Ex vivo expansion of hematopoietic stem cells (HSCs) is limited by mitochondrial stress-induced loss of stemness. To identify protective mechanisms resembling the hypoxic bone marrow niche, we performed single-cell transcriptomics on hypoxia-collected HSCs, revealing significant downregulation of Rho-associated kinase 1 (ROCK1). This observation suggested ROCK1 as a potential regulator of HSC homeostasis. We tested this by genetically or pharmacologically inhibiting ROCK1 with shRNA or Y27632, which reduced mitochondrial reactive oxygen species, mitochondrial mass, and membrane potential while promoting expansion of phenotypic HSCs (Lin⁻CD34⁺CD38⁻CD45RA⁻CD49f⁺CD90⁺). Mechanistically, ROCK1 inhibition attenuated DRP1-mediated mitochondrial fission by decreasing p-DRP1(Ser616) and increasing p-DRP1(Ser637), thereby reducing mitochondrial fragmentation. Additionally, ROCK1 inhibition elevated BCL2 expression and reduced active Caspase-3 levels, indicating suppressed apoptosis.
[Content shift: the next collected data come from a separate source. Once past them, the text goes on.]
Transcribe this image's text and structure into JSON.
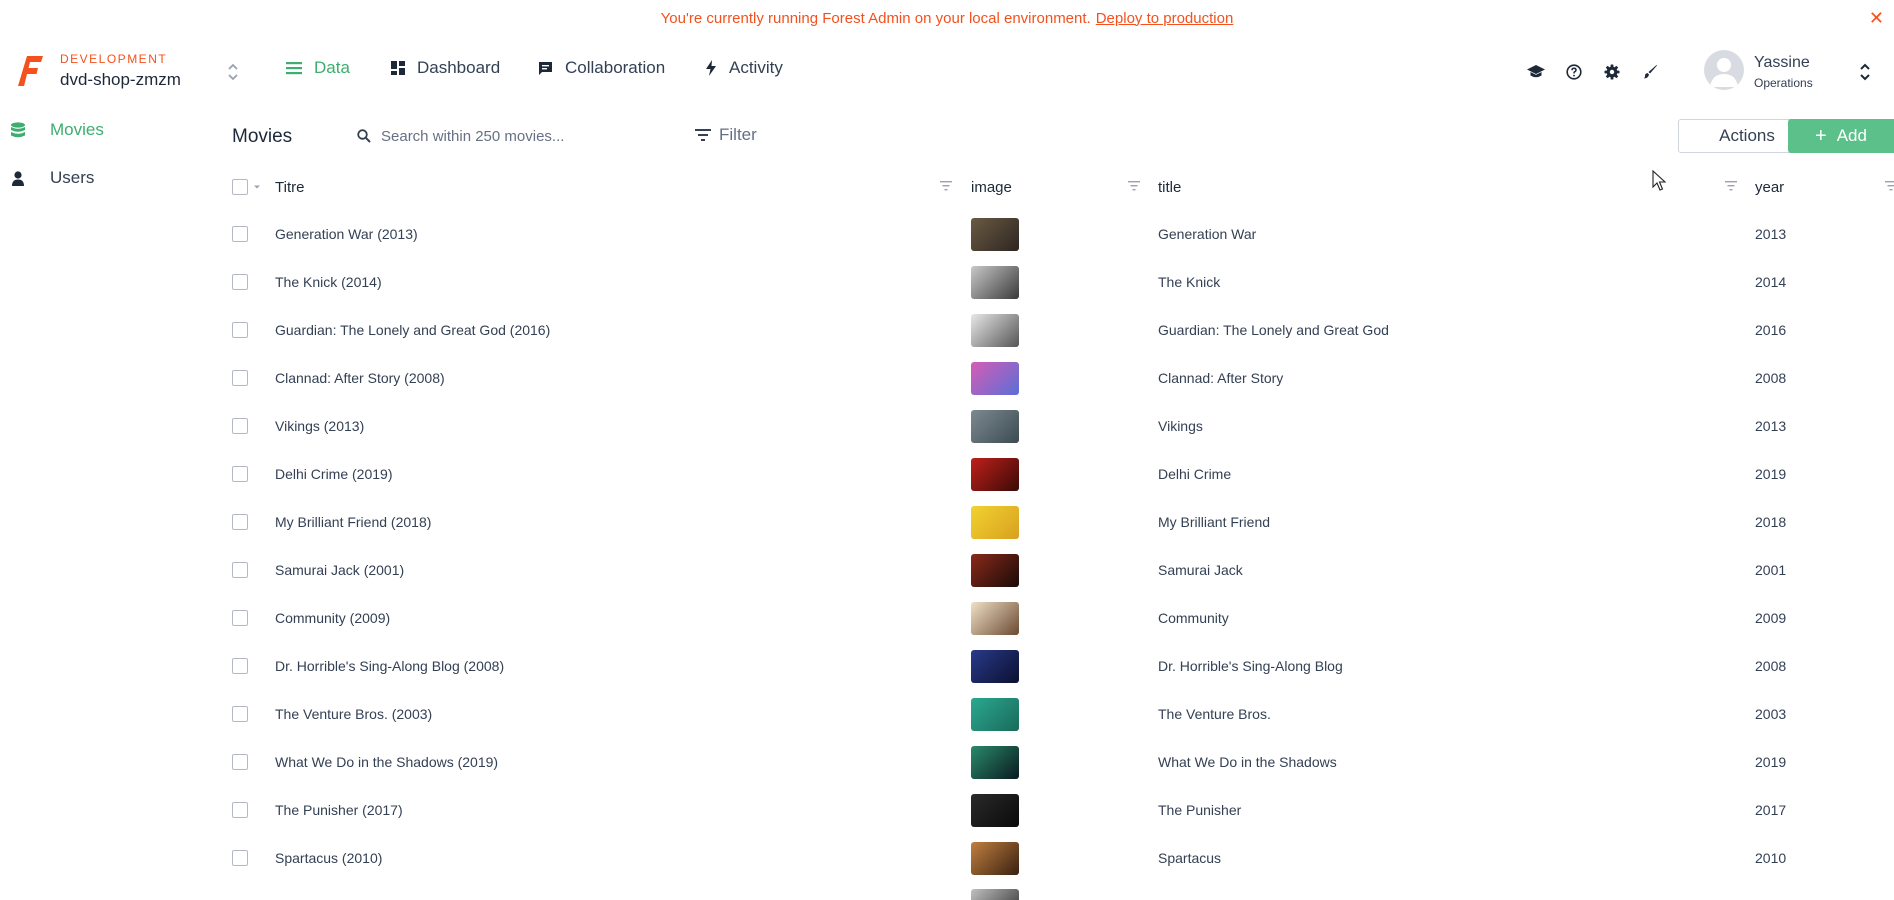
{
  "banner": {
    "text": "You're currently running Forest Admin on your local environment.",
    "link": "Deploy to production",
    "close": "✕"
  },
  "header": {
    "environment": "DEVELOPMENT",
    "project": "dvd-shop-zmzm",
    "nav": [
      {
        "label": "Data",
        "active": true,
        "icon": "data-icon"
      },
      {
        "label": "Dashboard",
        "active": false,
        "icon": "dashboard-icon"
      },
      {
        "label": "Collaboration",
        "active": false,
        "icon": "collaboration-icon"
      },
      {
        "label": "Activity",
        "active": false,
        "icon": "activity-icon"
      }
    ],
    "icons": [
      "graduation-cap-icon",
      "help-icon",
      "gear-icon",
      "brush-icon"
    ],
    "user": {
      "name": "Yassine",
      "role": "Operations"
    }
  },
  "sidebar": {
    "items": [
      {
        "label": "Movies",
        "active": true,
        "icon": "database-icon"
      },
      {
        "label": "Users",
        "active": false,
        "icon": "user-icon"
      }
    ]
  },
  "toolbar": {
    "collection": "Movies",
    "search_placeholder": "Search within 250 movies...",
    "filter_label": "Filter",
    "actions_label": "Actions",
    "add_label": "Add"
  },
  "table": {
    "columns": [
      "Titre",
      "image",
      "title",
      "year"
    ],
    "rows": [
      {
        "titre": "Generation War (2013)",
        "title": "Generation War",
        "year": "2013",
        "thumb": [
          "#6b5a44",
          "#2d2620"
        ]
      },
      {
        "titre": "The Knick (2014)",
        "title": "The Knick",
        "year": "2014",
        "thumb": [
          "#c9c9c9",
          "#3a3a3a"
        ]
      },
      {
        "titre": "Guardian: The Lonely and Great God (2016)",
        "title": "Guardian: The Lonely and Great God",
        "year": "2016",
        "thumb": [
          "#e8e8e8",
          "#555555"
        ]
      },
      {
        "titre": "Clannad: After Story (2008)",
        "title": "Clannad: After Story",
        "year": "2008",
        "thumb": [
          "#d65cb5",
          "#5a6fd6"
        ]
      },
      {
        "titre": "Vikings (2013)",
        "title": "Vikings",
        "year": "2013",
        "thumb": [
          "#7c8a90",
          "#3c4a52"
        ]
      },
      {
        "titre": "Delhi Crime (2019)",
        "title": "Delhi Crime",
        "year": "2019",
        "thumb": [
          "#c0201a",
          "#3a0a08"
        ]
      },
      {
        "titre": "My Brilliant Friend (2018)",
        "title": "My Brilliant Friend",
        "year": "2018",
        "thumb": [
          "#f2d230",
          "#d8a020"
        ]
      },
      {
        "titre": "Samurai Jack (2001)",
        "title": "Samurai Jack",
        "year": "2001",
        "thumb": [
          "#8a2a1a",
          "#1a0a08"
        ]
      },
      {
        "titre": "Community (2009)",
        "title": "Community",
        "year": "2009",
        "thumb": [
          "#f0e0c8",
          "#6a4a30"
        ]
      },
      {
        "titre": "Dr. Horrible's Sing-Along Blog (2008)",
        "title": "Dr. Horrible's Sing-Along Blog",
        "year": "2008",
        "thumb": [
          "#2a3a8a",
          "#0a1030"
        ]
      },
      {
        "titre": "The Venture Bros. (2003)",
        "title": "The Venture Bros.",
        "year": "2003",
        "thumb": [
          "#2aa890",
          "#1a6a5a"
        ]
      },
      {
        "titre": "What We Do in the Shadows (2019)",
        "title": "What We Do in the Shadows",
        "year": "2019",
        "thumb": [
          "#2a8a6a",
          "#0a1a20"
        ]
      },
      {
        "titre": "The Punisher (2017)",
        "title": "The Punisher",
        "year": "2017",
        "thumb": [
          "#2a2a2a",
          "#0a0a0a"
        ]
      },
      {
        "titre": "Spartacus (2010)",
        "title": "Spartacus",
        "year": "2010",
        "thumb": [
          "#c08040",
          "#3a2010"
        ]
      }
    ],
    "partial_row_thumb": [
      "#c0c0c0",
      "#2a2a2a"
    ]
  },
  "colors": {
    "brand_orange": "#f4511e",
    "accent_green": "#3dae6f",
    "add_button": "#5cc08a"
  }
}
Limiting dilution transplants demonstrated a fourfold increase in functional HSC frequency following ROCK1 inhibition, with enhanced long-term engraftment in secondary recipients. Our findings identify ROCK1 as a critical regulator of mitochondrial dynamics in HSCs and provide a mechanistic basis for targeting ROCK1 to enhance functional HSC expansion, offering a promising strategy to improve outcomes in HSC transplantation by mimicking hypoxic niche signals ex vivo.